11 July, 2023

Flowers, honey Bee and Butterfly!





Every day when I have an opportunity to walk in our garden, what is common is the sights of flowers, Bees and Butterflies. They are most fragile and vulnerable. However they survive the hostile environment. The incessant rains for the last one week did not diminish their presence or activity. 

During a conversation with a friend yesterday, whom I was speaking to after a while, he raised an issue, 'Why do we often go down emotionally under pressure or stress'!

That is when I remembered a biographical hint, which late Dr Ray Windsor from  Newzealand, shared with me in 1976. He came to India having had advanced training in cardio-thoracic surgery to offer his services, at a time when the coronary by pass surgery was still not practiced in India. He went to two prominent hospitals, one in south India and the other in the north. They did not welcome him. Having been disappointed, he went to the post graduate Institute of Medical sciences, Chandigarh, which was in its early stage of being established. That was where he had an opportunity to start his cardio-thoracic surgery practice in India, from where he moved on to become the international director of the Bible Medical Missionary Fellowship, stationed in New Delhi. 

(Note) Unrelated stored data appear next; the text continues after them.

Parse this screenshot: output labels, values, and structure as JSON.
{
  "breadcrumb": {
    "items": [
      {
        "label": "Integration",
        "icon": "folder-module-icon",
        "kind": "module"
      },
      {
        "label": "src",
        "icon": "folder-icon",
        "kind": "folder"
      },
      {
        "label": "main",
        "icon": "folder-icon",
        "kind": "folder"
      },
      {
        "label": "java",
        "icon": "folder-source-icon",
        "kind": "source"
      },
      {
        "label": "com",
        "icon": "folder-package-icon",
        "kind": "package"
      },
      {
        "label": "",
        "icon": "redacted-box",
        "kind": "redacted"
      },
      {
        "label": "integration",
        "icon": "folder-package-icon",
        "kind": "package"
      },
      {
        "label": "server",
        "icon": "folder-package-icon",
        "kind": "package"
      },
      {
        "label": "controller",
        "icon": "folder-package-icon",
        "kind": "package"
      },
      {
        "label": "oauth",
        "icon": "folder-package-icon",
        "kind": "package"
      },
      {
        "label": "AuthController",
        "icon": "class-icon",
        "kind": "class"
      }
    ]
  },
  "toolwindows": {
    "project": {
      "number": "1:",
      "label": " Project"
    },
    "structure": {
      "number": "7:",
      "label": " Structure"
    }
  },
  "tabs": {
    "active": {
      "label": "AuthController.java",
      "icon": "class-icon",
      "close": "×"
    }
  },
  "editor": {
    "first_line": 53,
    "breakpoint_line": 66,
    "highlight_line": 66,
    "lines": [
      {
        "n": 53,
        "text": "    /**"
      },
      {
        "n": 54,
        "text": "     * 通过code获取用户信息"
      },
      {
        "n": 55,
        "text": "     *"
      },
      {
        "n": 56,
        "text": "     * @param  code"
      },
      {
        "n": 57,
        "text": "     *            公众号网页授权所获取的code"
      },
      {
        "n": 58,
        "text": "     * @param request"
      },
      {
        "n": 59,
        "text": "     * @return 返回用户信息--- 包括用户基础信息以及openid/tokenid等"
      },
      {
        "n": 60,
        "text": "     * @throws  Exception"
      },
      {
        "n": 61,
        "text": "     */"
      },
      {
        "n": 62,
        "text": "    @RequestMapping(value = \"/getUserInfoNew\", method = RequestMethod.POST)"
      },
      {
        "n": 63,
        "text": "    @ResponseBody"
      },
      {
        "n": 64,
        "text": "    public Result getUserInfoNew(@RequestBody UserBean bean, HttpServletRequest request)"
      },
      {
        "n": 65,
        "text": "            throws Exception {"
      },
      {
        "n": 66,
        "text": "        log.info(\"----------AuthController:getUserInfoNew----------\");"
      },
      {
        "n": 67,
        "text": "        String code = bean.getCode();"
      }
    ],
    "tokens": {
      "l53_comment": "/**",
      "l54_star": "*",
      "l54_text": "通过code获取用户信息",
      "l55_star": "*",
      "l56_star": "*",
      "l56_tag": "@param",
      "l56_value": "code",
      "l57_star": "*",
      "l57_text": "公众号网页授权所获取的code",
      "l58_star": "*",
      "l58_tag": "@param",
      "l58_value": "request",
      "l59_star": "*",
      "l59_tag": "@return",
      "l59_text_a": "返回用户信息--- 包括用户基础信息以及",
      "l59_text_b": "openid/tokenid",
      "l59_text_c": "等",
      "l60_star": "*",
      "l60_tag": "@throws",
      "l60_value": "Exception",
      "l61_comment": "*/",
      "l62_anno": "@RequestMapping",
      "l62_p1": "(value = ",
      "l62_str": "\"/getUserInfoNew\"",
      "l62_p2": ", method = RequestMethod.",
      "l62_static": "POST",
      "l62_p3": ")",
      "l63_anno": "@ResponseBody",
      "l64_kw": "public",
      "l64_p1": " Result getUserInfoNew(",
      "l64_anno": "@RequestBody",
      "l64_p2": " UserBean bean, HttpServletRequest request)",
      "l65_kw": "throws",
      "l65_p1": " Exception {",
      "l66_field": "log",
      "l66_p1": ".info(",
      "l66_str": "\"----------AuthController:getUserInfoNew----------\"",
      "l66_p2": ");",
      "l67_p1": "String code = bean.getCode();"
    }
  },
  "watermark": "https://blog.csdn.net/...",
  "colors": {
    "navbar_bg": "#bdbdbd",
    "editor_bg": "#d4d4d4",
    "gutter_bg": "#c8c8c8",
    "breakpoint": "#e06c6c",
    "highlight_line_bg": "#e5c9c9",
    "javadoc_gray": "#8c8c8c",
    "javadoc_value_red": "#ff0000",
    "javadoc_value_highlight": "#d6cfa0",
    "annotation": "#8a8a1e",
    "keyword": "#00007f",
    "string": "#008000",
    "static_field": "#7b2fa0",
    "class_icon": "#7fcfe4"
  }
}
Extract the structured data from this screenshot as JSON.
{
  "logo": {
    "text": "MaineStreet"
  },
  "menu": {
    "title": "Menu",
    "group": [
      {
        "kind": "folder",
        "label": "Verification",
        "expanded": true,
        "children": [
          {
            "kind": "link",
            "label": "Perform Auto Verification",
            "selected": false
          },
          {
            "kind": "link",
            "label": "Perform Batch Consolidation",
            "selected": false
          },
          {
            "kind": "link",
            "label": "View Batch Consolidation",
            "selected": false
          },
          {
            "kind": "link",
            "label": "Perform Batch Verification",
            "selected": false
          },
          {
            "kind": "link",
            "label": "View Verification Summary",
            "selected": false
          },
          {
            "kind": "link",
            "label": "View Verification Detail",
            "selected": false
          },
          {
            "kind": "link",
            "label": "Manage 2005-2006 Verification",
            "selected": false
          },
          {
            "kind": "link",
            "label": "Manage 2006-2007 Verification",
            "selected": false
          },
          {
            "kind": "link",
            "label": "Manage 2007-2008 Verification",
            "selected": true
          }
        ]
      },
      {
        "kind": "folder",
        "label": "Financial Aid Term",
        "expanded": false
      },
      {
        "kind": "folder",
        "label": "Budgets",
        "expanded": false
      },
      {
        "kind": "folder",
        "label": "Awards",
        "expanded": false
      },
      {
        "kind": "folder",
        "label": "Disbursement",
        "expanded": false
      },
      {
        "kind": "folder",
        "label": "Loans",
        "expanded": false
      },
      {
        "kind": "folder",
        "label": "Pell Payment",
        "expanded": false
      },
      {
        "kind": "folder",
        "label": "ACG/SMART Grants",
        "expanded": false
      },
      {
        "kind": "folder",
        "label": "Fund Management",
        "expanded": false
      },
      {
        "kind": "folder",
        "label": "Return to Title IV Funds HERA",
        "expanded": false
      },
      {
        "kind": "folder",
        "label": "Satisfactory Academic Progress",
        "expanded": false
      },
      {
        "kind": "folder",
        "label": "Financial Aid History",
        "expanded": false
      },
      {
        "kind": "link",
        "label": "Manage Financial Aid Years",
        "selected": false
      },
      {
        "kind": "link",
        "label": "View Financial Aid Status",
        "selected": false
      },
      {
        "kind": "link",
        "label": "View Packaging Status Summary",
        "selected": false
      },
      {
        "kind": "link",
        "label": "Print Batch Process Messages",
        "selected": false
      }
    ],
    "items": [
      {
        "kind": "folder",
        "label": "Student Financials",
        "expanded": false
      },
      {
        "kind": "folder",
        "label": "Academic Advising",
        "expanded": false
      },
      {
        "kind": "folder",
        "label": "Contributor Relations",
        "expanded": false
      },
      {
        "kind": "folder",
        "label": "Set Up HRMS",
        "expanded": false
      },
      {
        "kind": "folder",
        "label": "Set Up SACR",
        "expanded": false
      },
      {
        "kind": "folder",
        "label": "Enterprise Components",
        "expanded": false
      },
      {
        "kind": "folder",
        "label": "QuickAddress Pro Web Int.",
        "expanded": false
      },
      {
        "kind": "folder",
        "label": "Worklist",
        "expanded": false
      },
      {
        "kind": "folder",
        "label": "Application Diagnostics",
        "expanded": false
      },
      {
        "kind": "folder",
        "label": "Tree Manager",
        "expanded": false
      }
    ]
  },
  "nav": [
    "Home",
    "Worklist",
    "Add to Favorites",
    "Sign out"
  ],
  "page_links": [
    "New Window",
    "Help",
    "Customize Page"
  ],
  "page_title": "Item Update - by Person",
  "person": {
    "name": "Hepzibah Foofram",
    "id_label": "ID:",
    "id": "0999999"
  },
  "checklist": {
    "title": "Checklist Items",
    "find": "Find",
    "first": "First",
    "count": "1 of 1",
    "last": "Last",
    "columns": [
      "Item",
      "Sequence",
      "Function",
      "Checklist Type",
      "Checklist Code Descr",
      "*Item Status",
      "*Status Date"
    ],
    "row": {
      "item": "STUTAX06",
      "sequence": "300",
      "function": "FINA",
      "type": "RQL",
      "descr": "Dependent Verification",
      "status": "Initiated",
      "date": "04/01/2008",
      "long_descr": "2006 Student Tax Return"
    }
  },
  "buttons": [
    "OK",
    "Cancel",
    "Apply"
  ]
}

While sharing about his disappointment and staying in India for about four months without an open door for him, he felt dejected and was ready to go back to Auckland where he was working earlier. That was when he met late Mr Alan Norish, a retired army officer who served in India during the Second World War. Mr Norish mentioned to him 'disappointments are also opportunities'. 

During that conversation with Dr Windsor, he happened to mention to me something that has been a pathfinder for me. One can go under a difficult situation or ride in the wings of that experience to a horizon beyond. That was what he did, following which he saw some doors closed for him another one opened for him. 

It is our perception which makes a situation hostile or favourable. It is within us to navigate through a difficult situation or retreat and stay regretful or reactive. 

It was through this optic I viewed a honey Bee and butterfly out in the garden, to gather nectar in between the rain. They knew the way to adapt to the situation and still continued to be present with an overcoming orientation. 

There are some good books on mid life transition, beyond sixty, life after seventy, and  life senior citizens, etc in my collection of books. Since ten days into retirement I have had occasions to turn the pages of some of these books to get a glimpse into scheduling each day with a structure. Dr Willian Cutting authored few books giving suggestions to senior citizens to 'move to live well'. He advocates a physical activity schedule for senior citizens. 

What is this movement! Is it only physical! 

Movement is also a journey from a mind set to freedom of thinking!

I like the way the Bee and the butterfly moved from one flower to another, sometimes returning to an earlier flower they visited. They did not have a linear path but an exploratory path during their nectar seeking. 

The journey of life is through peeks and valleys of life experiences. All humans are on an exploratory journey, often having to go through an  unchartered path. 

I go out early in the morning, while it is still dark,  to gather nutmeg fruits from beneath a tree, which has its branches spread on to the public road. The ground is overgrown with grass. As the shell is yellow in colour and the seed is red, it is easy to notice them in the grass. After the initial gathering, I shine the torch on the ground and notice a fee more glistening in the light. It was that light which revealed what was not so evident. 

There is a light within which is what illuminates the inner path for us to make the existential choices.  

Jesus of Nazareth said, 'Watch out that the light in you may not be darkness' (Luke 11:33). The  verse before that explains this statement. 'The lamp of your body is your eye; when your eye is clear, your whole body is also full of light, but when it is bad, your body is full of darkness'. The eye that sees, discerns and illuminates!

A Bee and a Butterfly see with their whole body because their eyes illuminate their body!

I found the practice of Lectio divina, meditative reading of the Bible on two or three occasions during the in between time at work,  as a useful way to have the light within us illuminating us to see and discern the way forward. The Scripture lights the interior with truth that gets often subsumed by existential pressures. 

This periodic movement from the exterior to the interior is what would offer us to see an opportunity in every situation,  to redeem it for greater inner consciousness of the path ahead. 

We are sojourners. Pathfinding is to be our habit!